1. Pulling a cable to the public NIC of Node#2
Jun 9 21:41:29 EVENT START: network_down <hostname> net_ether_01
Jun 9 21:41:29 EVENT COMPLETED: network_down <hostname> net_ether_01 0
Jun 9 21:41:37 EVENT START: network_down_complete <hostname> net_ether_01
Jun 9 21:41:37 EVENT COMPLETED: network_down_complete <hostname> net_ether_01
2. VIP of node 2 fails over to node 1 as expected:
Mon Jun 9 21:41:03 KST 2014
------------------------------------------------------------------------------
NAME TARGET STATE SERVER STATE_DETAILS
------------------------------------------------------------------------------
ora.<host>.vip
1 ONLINE INTERMEDIATE <host> FAILED OVER
3. Reconnect cable to the NIC of Node#2
Jun 9 21:44:15 EVENT START: network_up <hostname> net_ether_01
Jun 9 21:44:15 EVENT COMPLETED: network_up <hostname> net_ether_01 0
Jun 9 21:44:15 EVENT START: network_up_complete <hostname> net_ether_01
Jun 9 21:44:15 EVENT COMPLETED: network_up_complete <hostname> net_ether_01 0
4. The Vip of node 2 does not failback, instead it becomes OFFLINE
Mon Jun 9 21:56:23 KST 2014
------------------------------------------------------------------------------
NAME TARGET STATE SERVER STATE_DETAILS
------------------------------------------------------------------------------
ora.<host>.vip
1 OFFLINE OFFLINE
5. Using srvctl start nodeapps, the VIP is started fine:
Mon Jun 9 21:56:38 KST 2014
------------------------------------------------------------------------------
NAME TARGET STATE SERVER STATE_DETAILS
------------------------------------------------------------------------------
ora.<host>.vip
1 ONLINE ONLINE racnode2
<GRID_HOME>/log/<node>/agent/crsd/orarootagent_root/orarootagent_root.log shows:
Oracle Database 11g Clusterware Release 11.2.0.4.0 - Production Copyright 1996, 2011 Oracle. All rights reserved.

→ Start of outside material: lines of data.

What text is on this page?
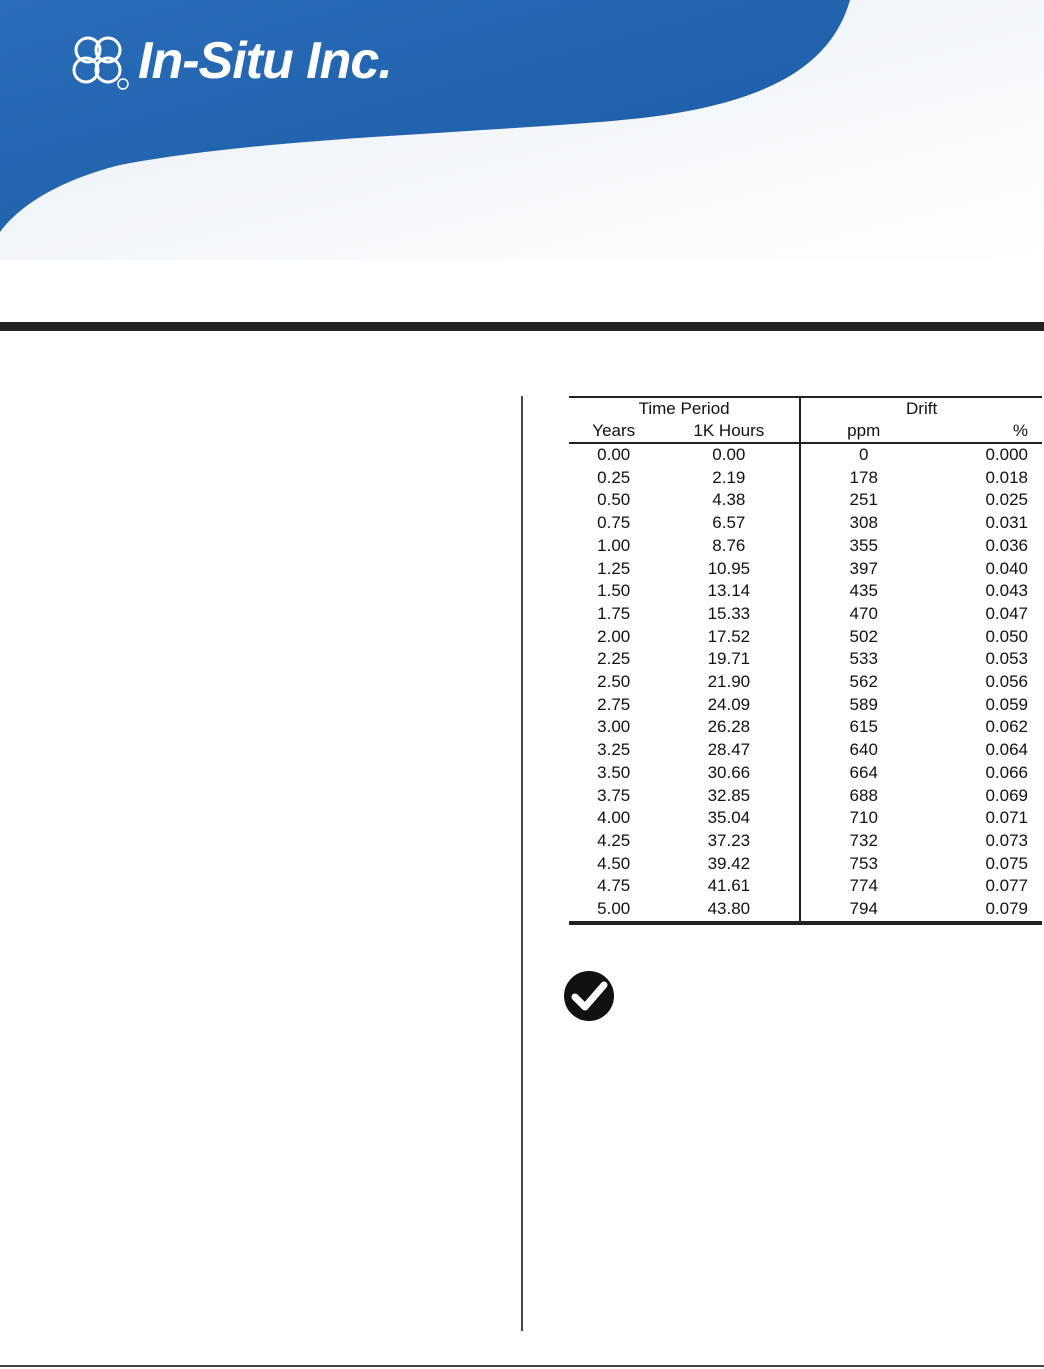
In-Situ Inc.
Time Period		Drift	
Years	1K Hours	ppm	%
0.00	0.00	0	0.000
0.25	2.19	178	0.018
0.50	4.38	251	0.025
0.75	6.57	308	0.031
1.00	8.76	355	0.036
1.25	10.95	397	0.040
1.50	13.14	435	0.043
1.75	15.33	470	0.047
2.00	17.52	502	0.050
2.25	19.71	533	0.053
2.50	21.90	562	0.056
2.75	24.09	589	0.059
3.00	26.28	615	0.062
3.25	28.47	640	0.064
3.50	30.66	664	0.066
3.75	32.85	688	0.069
4.00	35.04	710	0.071
4.25	37.23	732	0.073
4.50	39.42	753	0.075
4.75	41.61	774	0.077
5.00	43.80	794	0.079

2014-06-09 21:42:56.882: [ora.net1.network][4507]{0:1:17379} [check] ioctl Error
2014-06-09 21:42:56.883: [ AGFW][2057]{0:1:17379} Agent sending last reply for: RESOURCE_PROBE[ora.net1.network <hostname> 1] ID 4097:790184
2014-06-09 21:42:56.885: [ AGFW][2057]{0:1:17379} Agent received the message: RESOURCE_PROBE[ora.net1.network <hostname> 1] ID 4097:790187
2014-06-09 21:42:56.885: [ AGFW][2057]{0:1:17379} Preparing CHECK command for: ora.net1.network <hostname> 1
2014-06-09 21:42:56.886: [ora.net1.network][1166]{0:1:17379} [check] ioctl Error
2014-06-09 21:42:56.887: [ora.net1.network][1166]{0:1:17379} [check] (null) category: -1, operation: failed system call, loc: ioctl, OS error: 6, other:
2014-06-09 21:42:56.887: [ora.net1.network][1166]{0:1:17379} [check] clsn_agent::check: Exception IoctlException
2014-06-09 21:42:56.887: [ora.net1.network][1166]{0:1:17379} [check] ioctl Error
......
When there is no VIP failback, ora.net1.network status on node 2 shows INTERMEDIATE instead of ONLINE.
CAUSE
This is reported in BUG 19126172 - FAILBACK FROM NODE 1 TO NODE 2 NOT HAPPENING
Closed as unpublished BUG 17059927 - ORA.NET1.NETWORK KEEP INTERMEDIATE AFTER DOWN PUBLIC NIC
This is code defect, basically when ioctl fails we just re-throw the error this led to the network resource status keeps INTERMEDIATE and prevents vip from failback.
SOLUTION
The Bug 17059927 has been fixed in 11.0.2.0.4.5 PSU and Windows 11.2.0.4.12 Bundle and 12.1.0.2.
Please apply the PSU or bundle patch where the fix is included.